On one interpretation of ‘complete’ this could be expected to be a very short book indeed. On another, it is hard to see that any book could be long enough. But, as the list of other books in the series reveals ( The Complete Roman Army, The Complete World of Greek Mythology), the title is imposed by the publisher, who presumably hopes to attract stamp collectors. What this book really is is an illustrated historical introduction to the Greek Temple.
After a brief introduction the first chapter is a short history of the temple, from its origin to its rediscovery. Issues of the origins of the temple and the politics of temple building (marking territory, peer polity interaction) are briefly discussed, but the most notable feature here is that the history does not stop at the end of the classical period but carries on not only into the Hellenistic but also into the Roman world. S. demonstrates by tabulation that although for the Greek world generally the sixth and fifth centuries B.C. did indeed see the largest amount of temple building, in Asia Minor more colonnaded temples were built in the 2nd century A.D. than in any previous single century. The second chapter is concerned with how temples got built, mapping out the process in a simple flow diagram. This is the closest S. gets to detailed architectural description, with simplified diagrams of the orders and a brief discussion of proportions, sculpture and colour.
The third chapter is entitled ‘The living temple’ (its opening picture bizarrely of the interior of the unfinished temple at Segesta — a temple that never did come alive). There is a long discussion of cult statues, complete with Indian parallels, and a close investigation of use of the interior of temples in rituals (the best such discussion known to me), as well as discussion of temples as treasuries and places to display writing. The fourth chapter follows on with a discussion of the gods worshipped in temples, priests, festivals and the relation of the temple to other buildings in the sanctuary. Here again the interest in the later Greek temple is marked. S. produces a table of the deities most worshipped in colonnaded temples, with Apollo topping the bill, followed by Athena, Zeus, Hera, Artemis, Roman emperors and then Asklepios.
The rest of the book is a gazetteer of ‘Greek colonnaded temples known from their archaeological remains’, arranged in ‘seven journeys’, the first in Italy and Sicily, three in the Greek mainland, one in the Aegean islands, one in Asia Minor and the last in Syria and North Africa. The book ends with general notes on visiting the temples and then both general and chapter-specific reading, an up-to-date listing of books and articles in four languages.

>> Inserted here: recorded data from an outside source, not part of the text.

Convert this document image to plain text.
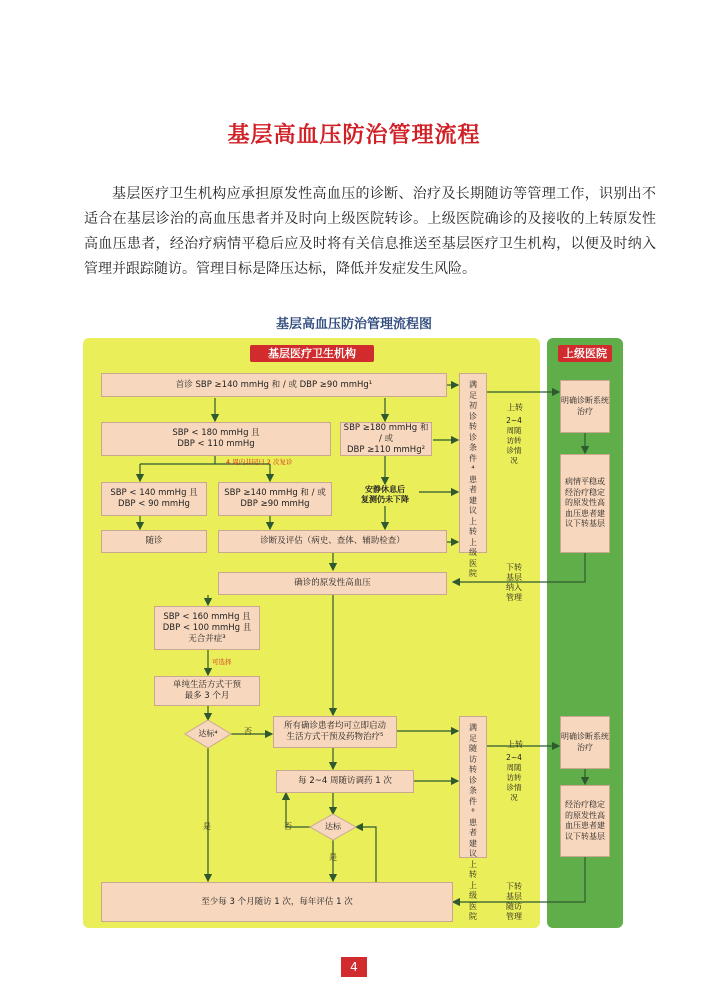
基层高血压防治管理流程
基层医疗卫生机构应承担原发性高血压的诊断、治疗及长期随访等管理工作，识别出不适合在基层诊治的高血压患者并及时向上级医院转诊。上级医院确诊的及接收的上转原发性高血压患者，经治疗病情平稳后应及时将有关信息推送至基层医疗卫生机构，以便及时纳入管理并跟踪随访。管理目标是降压达标，降低并发症发生风险。
基层高血压防治管理流程图
基层医疗卫生机构	上级医院
首诊 SBP ≥140 mmHg 和 / 或 DBP ≥90 mmHg¹
SBP < 180 mmHg 且
DBP < 110 mmHg
SBP ≥180 mmHg 和 / 或
DBP ≥110 mmHg²
4 周内非同日 2 次复诊
SBP < 140 mmHg 且
DBP < 90 mmHg
SBP ≥140 mmHg 和 / 或
DBP ≥90 mmHg
安静休息后
复测仍未下降
随诊	诊断及评估（病史、查体、辅助检查）
确诊的原发性高血压
SBP < 160 mmHg 且
DBP < 100 mmHg 且
无合并症³
可选择
单纯生活方式干预
最多 3 个月
达标⁴
达标
否
否
是
是
所有确诊患者均可立即启动
生活方式干预及药物治疗⁵
每 2~4 周随访调药 1 次
至少每 3 个月随访 1 次，每年评估 1 次
满足初诊转诊条件⁴患者建议上转上级医院
满足随访转诊条件⁶患者建议上转上级医院
上转
2~4周随访转诊情况
下转基层纳入管理
上转
2~4周随访转诊情况
下转基层随访管理
明确诊断系统治疗
病情平稳或经治疗稳定的原发性高血压患者建议下转基层
明确诊断系统治疗
经治疗稳定的原发性高血压患者建议下转基层
4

What that description of the book ignores is its chief glory: the illustrations. Even by Thames & Hudson’s standards this is magnificently illustrated, with 400 illustrations, 121 or 130 of them (different claims are made in different places) in colour. Although there are naturally quite a lot of temple plans, and although most of the graphics are derived from more or less familiar sources, the photographs of remains include extremely attractive and revealing photographs of both well known and less well known buildings. Large numbers of these photographs were taken by S. himself, including a wonderful shot of the temple of Artemis at Sardis, or by Roger Wilson. The illustrations alone make this a compulsive page-turner.
It is the page-turning qualities of this book that commend it for student use. The chapter headings and subheadings (‘Adorning the temple’, ‘Encounters with the Gods’ ‘The context of the temple’) are rarely precise enough to enable a student to pick out rapidly a relevant passage of text, but read from cover to cover this book provides a full introduction not merely to current understanding of the temple as a building and of its use, but also to the basics of Greek religion as reflected in temple cult. S. prefaces many sections of his text with well-chosen quotations from a wide range of Greek authors, particularly authors writing in the Roman period, but we are only ever told the author, or that this is an ‘Inscribed decree of the Athenians’, never given a precise reference. As preliminary orientation this is excellent; as the basis for precisely focused enquiry this is frustrating.
In one respect the book is inadequate and misleading. This is, I suspect, directly related to the publishers’ insistence on marketing this as ‘complete’. Although S. never, I think, directly states his criteria for including or excluding temples, it becomes apparent from the heading of the first list (p.16 ‘The Best Preserved Colonnaded Greek Temples’), and from the first words of the first chapter (p.18 ‘The colonnaded Greek temple was invented around 600 B.C.’) that S. wishes to invest the word ‘colonnaded’ with some force. Just as S. has no interest in detailed architectural description, so S. does not like conventional architectural terminology (he uses the misleading ‘pilaster’ for ‘anta’), and his ‘colonnaded’ appears to mean ‘peripteral’. Mostly his inclusions and exclusions can be accounted for in this way, but he fails to be entirely consistent. The amphiprostyle temple of Athena Nike is identified in one illustration as ‘the little non-colonnaded temple’, and is duly excluded from the temples on the Athenian Acropolis that receive full description. But included in the full descriptions (along with the rotunda that was the temple of Roma and Augustus) is the Erechtheion — which is hardly more of a ‘colonnaded temple’ than is the temple of Athena Nike. Such inconsistency is a minor and venial fault, but the exclusion of non-colonnaded temples is bizarre and reprehensible. It results in whole classes of temples (e.g. island Doric) being absent, and in important sanctuaries with fine remains receiving no mention. So, for example, on Thasos S. mentions only the Herakleion at Limenas, totally ignoring the Artemision, the Thesmophorion, and the Acropolis, and making no mention of the sanctuary at Aliki in the south of the island. Or again, on Rhodes, the temples of Apollo and of Zeus Polieus and Athena Polias in Rhodes itself get mentioned, but no other temple in the whole island, not even the temple of Athena Lindia (and there is never a mention of Lindian Chronicle either). Exactly what effect these exclusions have on S.’s more general picture it is impossible to gauge, since, in a book without footnotes, he never gives the detailed data that lie behind his tables of dedications or other general claims.
An archaeologist writing a book under this title would undoubtedly have chosen to put the emphasis in different places. An architectural historian would have put the emphasis differently again. S.’s own particular emphasis on the continuing history of Greek (colonnaded) temple building after the death of Alexander gives this book a useful twist, and if its enticing colour photographs draw stamp-collecting students to want to work more on those under-studied buildings S. will have redeemed the publisher’s folly.